The *_nullify* method checks that the nullifier is not used (one voter can vote only once), checks the root by the *isKnownRoot* method, and verifies the zero-knowledge proof.

The *_commit* and *_nullify* methods are abstract, so you cannot use the *ZKTree* contract directly, you have to inherit your own contract from it. This top-level contract will be responsible for the voter validation, and registration of votes.

You can find a minimal implementation in the zktree-vote project (I have a full article about it).

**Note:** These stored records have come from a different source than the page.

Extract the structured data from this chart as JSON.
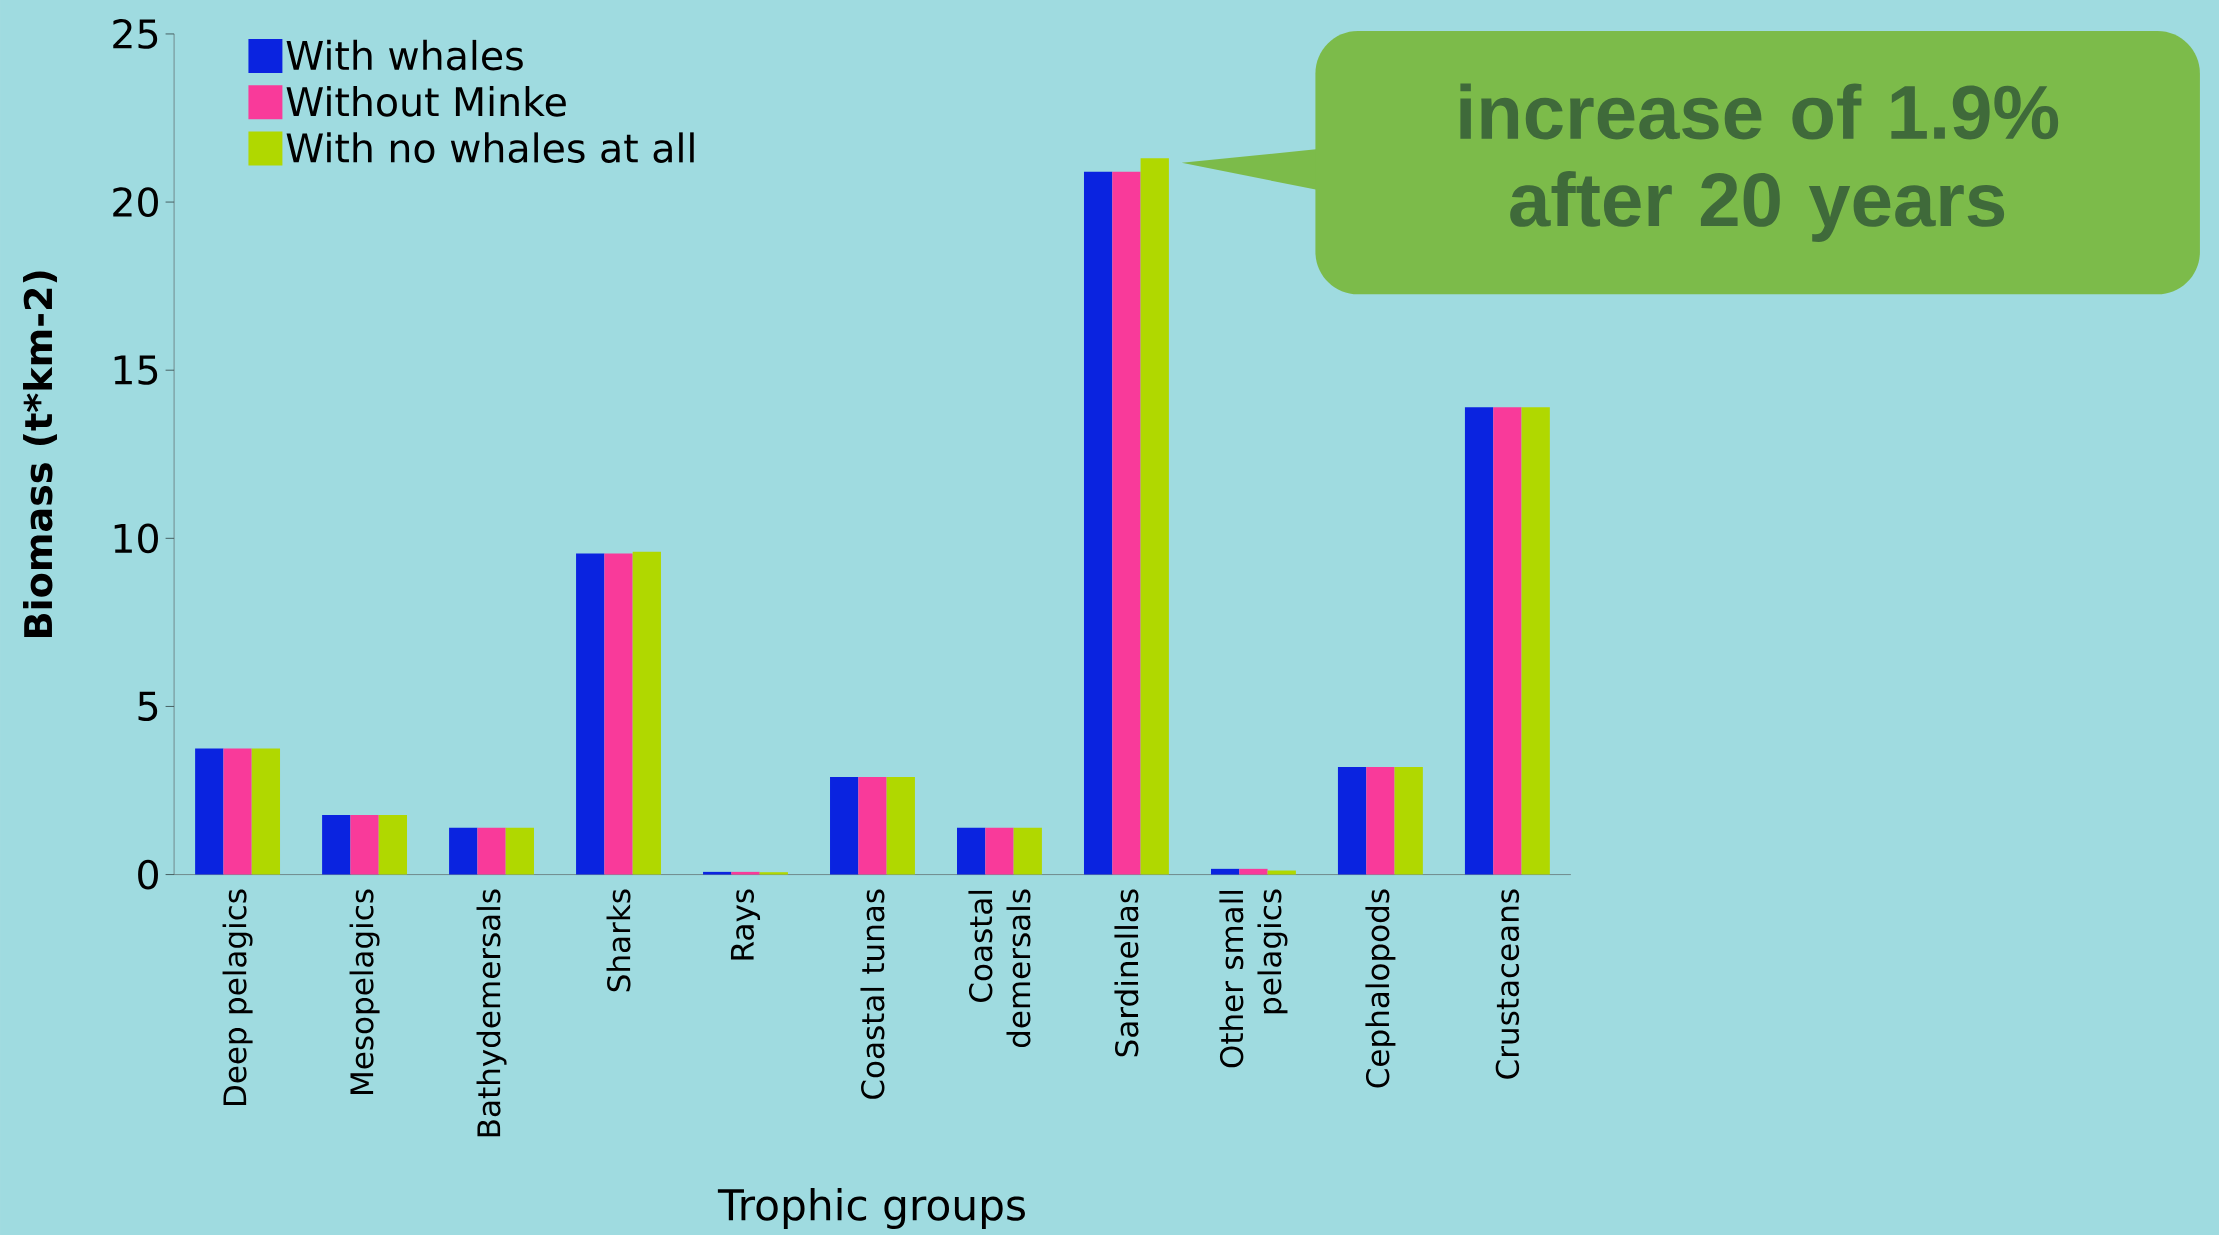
{
  "chart_data": {
    "type": "bar",
    "xlabel": "Trophic groups",
    "ylabel": "Biomass (t*km-2)",
    "categories": [
      "Deep pelagics",
      "Mesopelagics",
      "Bathydemersals",
      "Sharks",
      "Rays",
      "Coastal tunas",
      "Coastal demersals",
      "Sardinellas",
      "Other small pelagics",
      "Cephalopods",
      "Crustaceans"
    ],
    "series": [
      {
        "name": "With whales",
        "color": "#0a23e0",
        "values": [
          3.75,
          1.77,
          1.39,
          9.55,
          0.08,
          2.9,
          1.39,
          20.9,
          0.17,
          3.2,
          13.9
        ]
      },
      {
        "name": "Without Minke",
        "color": "#f93a9a",
        "values": [
          3.75,
          1.77,
          1.39,
          9.55,
          0.08,
          2.9,
          1.39,
          20.9,
          0.17,
          3.2,
          13.9
        ]
      },
      {
        "name": "With no whales at all",
        "color": "#b0d800",
        "values": [
          3.75,
          1.77,
          1.39,
          9.6,
          0.07,
          2.9,
          1.39,
          21.3,
          0.12,
          3.2,
          13.9
        ]
      }
    ],
    "ylim": [
      0,
      25
    ],
    "yticks": [
      0,
      5,
      10,
      15,
      20,
      25
    ],
    "grid": false,
    "legend": "top left",
    "annotations": [
      "increase of 1.9% after 20 years"
    ]
  }
}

In summary, the implementation and the voting process are the following:

- You have to implement the
*ZKTree*contract and deploy it. Your contract will responsible for voter and vote registration. - The voter generates a commitment by the
*generateCommitment*method and sends the commitment to the smart contract in the registration phase. - In the voting phase, the voter generates the zero-knowledge proof by the
*calculateMerkleRootAndZKProof*method and sends it with the nullifier to the smart contract, which verifies it and registers the vote.

That’s all. I hope this article will help you to understand how zero-knowledge proofs can be used with JavaScript and Solidity (not only for voting).

For more info, please check the zk-merkle-tree repository, and the zktree-vote repository which is an example implementation of the library.